Они заранее позаботились о багаже – небольшая коробка или саквояж, которую Эллен могла бы нести на «здоровой» руке. Больше проблем возникло с чемоданом или даже с парой чемоданов, о транспортировке которых следовало позаботиться заранее. Содержимым никто не заинтересовался бы; и уж точно вопросов не стал бы задавать носильщик, в тот день помогавший мистеру Джонсону. На самом дне чемодана была спрятана женская одежда. Эллен знала носильщика – когда-то он даже хотел на ней жениться. Теперь же он назвал ее «молодой хозяин» и поблагодарил за чаевые – тайный прощальный дар от женщины, которую он когда-то любил[49].

Эллен постаралась сесть в вагон как можно быстрее, насколько это возможно для инвалида. Она постояла на платформе и вошла в закрытый вагон, внимательно присмотревшись к противоположному выходу – на случай бегства. По обе стороны длинного центрального прохода располагались ряды сидений. Одежду предполагалось размещать на вешалках, багаж – на верхних полках. Дымящая угольная печь обогревала вагон: те, кто сидел подальше, мерзли, а ближние пассажиры могли угореть.
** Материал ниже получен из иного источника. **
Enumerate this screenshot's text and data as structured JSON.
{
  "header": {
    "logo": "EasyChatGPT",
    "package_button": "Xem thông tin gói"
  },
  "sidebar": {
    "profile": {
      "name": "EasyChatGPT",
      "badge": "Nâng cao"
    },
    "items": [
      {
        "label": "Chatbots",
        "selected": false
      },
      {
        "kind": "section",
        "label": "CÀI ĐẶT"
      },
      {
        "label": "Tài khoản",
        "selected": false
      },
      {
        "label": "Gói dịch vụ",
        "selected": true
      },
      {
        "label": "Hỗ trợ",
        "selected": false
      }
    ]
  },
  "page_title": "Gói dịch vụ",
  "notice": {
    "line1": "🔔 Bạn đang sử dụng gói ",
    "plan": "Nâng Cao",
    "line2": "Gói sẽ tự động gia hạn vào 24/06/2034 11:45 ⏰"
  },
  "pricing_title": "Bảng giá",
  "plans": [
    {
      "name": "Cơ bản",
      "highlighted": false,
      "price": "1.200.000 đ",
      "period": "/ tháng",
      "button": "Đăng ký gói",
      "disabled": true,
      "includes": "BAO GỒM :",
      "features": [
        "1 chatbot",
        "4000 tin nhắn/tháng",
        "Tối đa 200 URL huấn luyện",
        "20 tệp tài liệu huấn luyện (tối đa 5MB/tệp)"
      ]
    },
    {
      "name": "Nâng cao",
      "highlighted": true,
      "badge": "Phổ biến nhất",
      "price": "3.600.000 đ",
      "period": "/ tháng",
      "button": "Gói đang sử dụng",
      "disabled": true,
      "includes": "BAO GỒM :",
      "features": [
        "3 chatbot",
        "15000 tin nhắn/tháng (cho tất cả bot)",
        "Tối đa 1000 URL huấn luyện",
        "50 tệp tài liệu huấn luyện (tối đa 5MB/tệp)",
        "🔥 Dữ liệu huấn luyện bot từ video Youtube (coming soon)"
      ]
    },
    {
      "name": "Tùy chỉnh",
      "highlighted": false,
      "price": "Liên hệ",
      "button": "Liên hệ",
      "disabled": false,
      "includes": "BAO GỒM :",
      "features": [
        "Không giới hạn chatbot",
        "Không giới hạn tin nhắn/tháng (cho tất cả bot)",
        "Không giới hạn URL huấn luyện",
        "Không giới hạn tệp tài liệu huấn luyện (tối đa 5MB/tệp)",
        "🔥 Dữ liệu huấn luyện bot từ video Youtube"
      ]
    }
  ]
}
Эллен устроилась на свободном месте у окна и устремила взгляд перед собой. Она видела восточную часть Мейкона. Если все пройдет хорошо, скоро она покинет огромные холмы, где многие поколения индейцев мускоги и крик жили, молились и хоронили мертвых. Пожилые жители Джорджии еще помнили утро, когда народы, населявшие эти земли, силой заставили покинуть дома. Крики мужчин, женщин и детей все еще звучали у них в ушах[50]. Рельсы прошли по священным землям, которые теперь стали популярным местом для пикников. Хозяин Эллен Роберт Коллинз лично руководил строительством. Его рабы обнаружили под землей множество гончарных изделий, ложек и человеческих костей, в том числе кости семи- или восьмилетнего ребенка. Брат Коллинза Чарльз сохранил кое-какие предметы и выставил в городе.

Роберта Коллинза считали настоящим героем – он сумел достроить последние километры железной дороги. Ее с самого начала преследовали проблемы[51]. Чернокожие и белые (преимущественно иммигранты из Ирландии и Германии, а также несколько итальянок) рабочие, нанятые подрядчиками-конкурентами, враждовали между собой. Со временем подрядчики полностью перешли на рабский труд – это было надежнее, дешевле и полезнее для местных рабовладельцев, которые с радостью поставляли рабочую силу. Затяжные сильные дожди размывали мосты и дороги, рабочие болели и умирали от болотной лихорадки – от нее же умер молодой президент железнодорожной компании. Потом биржевые цены рухнули, подрядчики разорились, и все предприятие казалось обречено на провал.

Именно в это время на помощь компании пришли Коллинз и его друг Элам Александер. Они вложили 21 тысячу долларов в акции и сумели заставить рабочих в рекордные сроки закончить последние 80 километров. В 1843 году состоялся торжественный банкет в честь постройки самой длинной в мире железной дороги, принадлежащей одной компании. Через два года жители Мейкона получили роскошную железную дорогу, лучшую в Северной Америке.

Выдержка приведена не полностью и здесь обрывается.